Brussels, 14/10/2010 (Agence Europe) - A national regulation, which does not allow workers to benefit from their daily rest breaks during their work contracts, even if these involve a contract of an 80 day maximum a year, is not in compliance with directive 2003/88/EC on working time. It removes the very substance of the individual law developed through this directive.
This is the main thrust of the decision made by the European Court of Justice (ECJ) on Thursday 14 October in Case C-428/09, in response to the French Council of State.
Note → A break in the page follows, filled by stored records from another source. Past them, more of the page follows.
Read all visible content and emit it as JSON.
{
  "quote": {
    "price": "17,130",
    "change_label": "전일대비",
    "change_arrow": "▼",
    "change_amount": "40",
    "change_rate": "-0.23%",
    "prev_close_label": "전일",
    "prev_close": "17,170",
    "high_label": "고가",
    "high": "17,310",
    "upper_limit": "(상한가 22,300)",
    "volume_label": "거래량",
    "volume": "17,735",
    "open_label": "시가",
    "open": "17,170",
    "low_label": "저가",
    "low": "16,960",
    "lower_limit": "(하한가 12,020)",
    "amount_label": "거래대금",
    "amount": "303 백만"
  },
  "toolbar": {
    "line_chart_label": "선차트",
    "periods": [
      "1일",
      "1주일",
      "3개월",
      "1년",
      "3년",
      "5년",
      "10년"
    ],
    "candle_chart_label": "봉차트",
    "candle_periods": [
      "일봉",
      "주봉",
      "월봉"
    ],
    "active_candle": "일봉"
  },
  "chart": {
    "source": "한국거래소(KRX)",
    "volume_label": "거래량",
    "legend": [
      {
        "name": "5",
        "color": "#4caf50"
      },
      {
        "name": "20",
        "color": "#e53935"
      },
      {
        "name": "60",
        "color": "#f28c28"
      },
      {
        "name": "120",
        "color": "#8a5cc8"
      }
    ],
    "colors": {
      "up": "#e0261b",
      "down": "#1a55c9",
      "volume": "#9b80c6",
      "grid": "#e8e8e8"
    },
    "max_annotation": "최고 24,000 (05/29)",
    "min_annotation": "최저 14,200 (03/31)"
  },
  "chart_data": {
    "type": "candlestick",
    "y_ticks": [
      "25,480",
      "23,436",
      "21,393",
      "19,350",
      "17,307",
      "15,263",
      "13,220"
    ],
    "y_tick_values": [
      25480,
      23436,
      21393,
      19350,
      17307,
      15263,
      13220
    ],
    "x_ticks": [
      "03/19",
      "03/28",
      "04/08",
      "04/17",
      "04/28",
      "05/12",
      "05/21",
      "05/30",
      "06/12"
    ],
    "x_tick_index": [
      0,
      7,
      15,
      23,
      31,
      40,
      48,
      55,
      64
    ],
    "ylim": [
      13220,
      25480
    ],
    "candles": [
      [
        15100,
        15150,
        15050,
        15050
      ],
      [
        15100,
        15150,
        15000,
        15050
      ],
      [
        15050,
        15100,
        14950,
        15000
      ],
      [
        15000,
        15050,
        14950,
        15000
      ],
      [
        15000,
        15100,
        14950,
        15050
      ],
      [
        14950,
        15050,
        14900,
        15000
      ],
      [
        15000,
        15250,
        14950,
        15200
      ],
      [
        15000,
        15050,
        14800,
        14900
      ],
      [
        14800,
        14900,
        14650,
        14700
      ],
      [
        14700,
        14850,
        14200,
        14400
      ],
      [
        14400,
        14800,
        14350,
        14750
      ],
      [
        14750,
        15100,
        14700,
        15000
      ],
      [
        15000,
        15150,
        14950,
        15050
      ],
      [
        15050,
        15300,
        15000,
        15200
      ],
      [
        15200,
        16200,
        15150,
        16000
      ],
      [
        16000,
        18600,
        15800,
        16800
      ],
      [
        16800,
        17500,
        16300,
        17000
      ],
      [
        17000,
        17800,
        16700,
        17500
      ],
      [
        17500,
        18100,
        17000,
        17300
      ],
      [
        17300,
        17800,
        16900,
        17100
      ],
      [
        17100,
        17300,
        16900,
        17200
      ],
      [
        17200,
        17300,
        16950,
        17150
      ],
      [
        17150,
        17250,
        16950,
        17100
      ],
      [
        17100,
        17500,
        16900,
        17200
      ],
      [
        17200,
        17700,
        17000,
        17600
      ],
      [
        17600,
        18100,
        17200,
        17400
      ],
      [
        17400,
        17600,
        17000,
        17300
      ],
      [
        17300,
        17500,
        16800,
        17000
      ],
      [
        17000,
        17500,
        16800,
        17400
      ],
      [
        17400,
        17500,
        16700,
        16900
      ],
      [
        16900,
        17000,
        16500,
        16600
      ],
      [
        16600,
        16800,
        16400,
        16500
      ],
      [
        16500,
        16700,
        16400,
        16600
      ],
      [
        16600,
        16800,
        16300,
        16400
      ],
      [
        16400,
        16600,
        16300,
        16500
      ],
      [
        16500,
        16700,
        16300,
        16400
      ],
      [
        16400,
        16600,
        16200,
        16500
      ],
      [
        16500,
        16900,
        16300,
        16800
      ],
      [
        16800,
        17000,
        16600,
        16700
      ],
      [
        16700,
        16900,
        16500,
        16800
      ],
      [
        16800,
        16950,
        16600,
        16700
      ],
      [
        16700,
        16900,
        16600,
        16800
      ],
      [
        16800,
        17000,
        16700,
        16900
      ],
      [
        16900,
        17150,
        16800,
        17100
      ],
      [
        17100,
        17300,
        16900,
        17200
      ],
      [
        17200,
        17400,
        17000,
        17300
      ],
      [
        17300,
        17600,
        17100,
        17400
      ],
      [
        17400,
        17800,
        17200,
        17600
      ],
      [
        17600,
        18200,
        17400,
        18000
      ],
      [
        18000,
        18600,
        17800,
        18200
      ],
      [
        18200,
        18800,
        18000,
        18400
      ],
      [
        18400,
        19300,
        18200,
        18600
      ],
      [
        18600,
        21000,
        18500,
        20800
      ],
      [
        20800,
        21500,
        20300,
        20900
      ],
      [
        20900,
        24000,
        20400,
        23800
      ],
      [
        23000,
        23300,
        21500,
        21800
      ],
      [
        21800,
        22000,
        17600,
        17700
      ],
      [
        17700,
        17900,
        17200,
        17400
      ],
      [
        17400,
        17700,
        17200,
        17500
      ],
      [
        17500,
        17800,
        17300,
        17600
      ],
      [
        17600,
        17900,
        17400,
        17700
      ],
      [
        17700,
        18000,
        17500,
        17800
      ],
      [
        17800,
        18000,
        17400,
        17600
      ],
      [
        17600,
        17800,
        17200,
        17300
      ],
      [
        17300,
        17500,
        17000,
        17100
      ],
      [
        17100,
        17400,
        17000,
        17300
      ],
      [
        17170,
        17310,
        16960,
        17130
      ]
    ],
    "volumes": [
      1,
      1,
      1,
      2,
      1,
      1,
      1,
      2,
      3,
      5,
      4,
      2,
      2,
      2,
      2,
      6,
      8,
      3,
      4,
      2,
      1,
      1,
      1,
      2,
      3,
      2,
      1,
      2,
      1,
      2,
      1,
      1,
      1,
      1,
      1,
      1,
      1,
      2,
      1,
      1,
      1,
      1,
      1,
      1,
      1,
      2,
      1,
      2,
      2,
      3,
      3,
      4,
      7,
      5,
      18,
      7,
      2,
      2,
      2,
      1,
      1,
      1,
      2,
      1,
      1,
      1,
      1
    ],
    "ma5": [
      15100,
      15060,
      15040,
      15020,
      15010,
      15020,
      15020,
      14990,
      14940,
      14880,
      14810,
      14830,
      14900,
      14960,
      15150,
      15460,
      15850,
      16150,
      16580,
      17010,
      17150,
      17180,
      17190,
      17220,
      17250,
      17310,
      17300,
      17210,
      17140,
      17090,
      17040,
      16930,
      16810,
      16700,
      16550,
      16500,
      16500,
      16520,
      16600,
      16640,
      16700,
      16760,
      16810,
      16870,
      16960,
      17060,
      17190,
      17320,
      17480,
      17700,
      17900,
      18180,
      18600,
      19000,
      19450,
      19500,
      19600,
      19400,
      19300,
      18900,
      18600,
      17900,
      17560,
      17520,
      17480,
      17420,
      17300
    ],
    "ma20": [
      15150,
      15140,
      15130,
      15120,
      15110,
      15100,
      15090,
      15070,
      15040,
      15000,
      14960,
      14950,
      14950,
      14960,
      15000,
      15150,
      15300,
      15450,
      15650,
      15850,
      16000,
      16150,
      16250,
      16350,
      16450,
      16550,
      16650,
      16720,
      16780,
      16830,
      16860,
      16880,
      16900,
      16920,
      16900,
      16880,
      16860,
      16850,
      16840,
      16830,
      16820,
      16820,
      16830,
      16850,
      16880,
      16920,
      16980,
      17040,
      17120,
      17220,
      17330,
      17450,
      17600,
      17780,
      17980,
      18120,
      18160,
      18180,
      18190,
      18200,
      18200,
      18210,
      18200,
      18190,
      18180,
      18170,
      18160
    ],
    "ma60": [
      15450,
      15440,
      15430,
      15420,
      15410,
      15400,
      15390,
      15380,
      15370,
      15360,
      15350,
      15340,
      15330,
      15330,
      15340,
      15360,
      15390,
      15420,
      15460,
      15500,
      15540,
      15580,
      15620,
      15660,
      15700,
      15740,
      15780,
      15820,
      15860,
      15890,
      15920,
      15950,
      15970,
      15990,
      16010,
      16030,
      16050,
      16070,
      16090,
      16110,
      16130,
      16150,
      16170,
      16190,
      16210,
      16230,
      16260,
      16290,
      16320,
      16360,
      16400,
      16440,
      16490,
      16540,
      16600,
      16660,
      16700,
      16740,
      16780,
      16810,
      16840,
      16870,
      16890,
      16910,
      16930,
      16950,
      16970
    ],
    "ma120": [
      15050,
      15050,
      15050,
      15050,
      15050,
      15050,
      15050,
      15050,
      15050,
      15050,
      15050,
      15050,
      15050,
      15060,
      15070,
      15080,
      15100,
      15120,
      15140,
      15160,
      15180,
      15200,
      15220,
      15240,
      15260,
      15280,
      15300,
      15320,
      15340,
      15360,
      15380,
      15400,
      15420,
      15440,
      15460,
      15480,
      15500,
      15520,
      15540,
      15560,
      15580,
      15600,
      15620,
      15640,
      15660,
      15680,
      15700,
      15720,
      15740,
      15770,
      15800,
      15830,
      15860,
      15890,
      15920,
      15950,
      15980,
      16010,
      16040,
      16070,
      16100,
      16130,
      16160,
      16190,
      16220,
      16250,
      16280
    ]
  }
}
The latter had requested information with regard to compliance between European law and a French decree, which excluded temporary and seasonal workers working in holiday centres (on contracts of a maximum of 80 working days a year) from having a minimum daily rest period.
The European directive guarantees the right to a minimum uninterrupted rest period of 24 hours plus the 11 hours' daily rest, indicated the ECJ. Nonetheless, the ECJ does allow derogations to these provisions for security guard activities, surveillance or ensuring cover when assuring the protection of goods and persons. Nonetheless, this derogation is strictly subordinated to reorganising the “period equivalent to compensatory rest breaks”, underlines the ECJ. In this connection, member states must guarantee a regular-change over between periods of work and uninterrupted periods of rest, immediately following the period of work, in order to provide workers with an opportunity to leave the workplace or have a work break. (F.G.)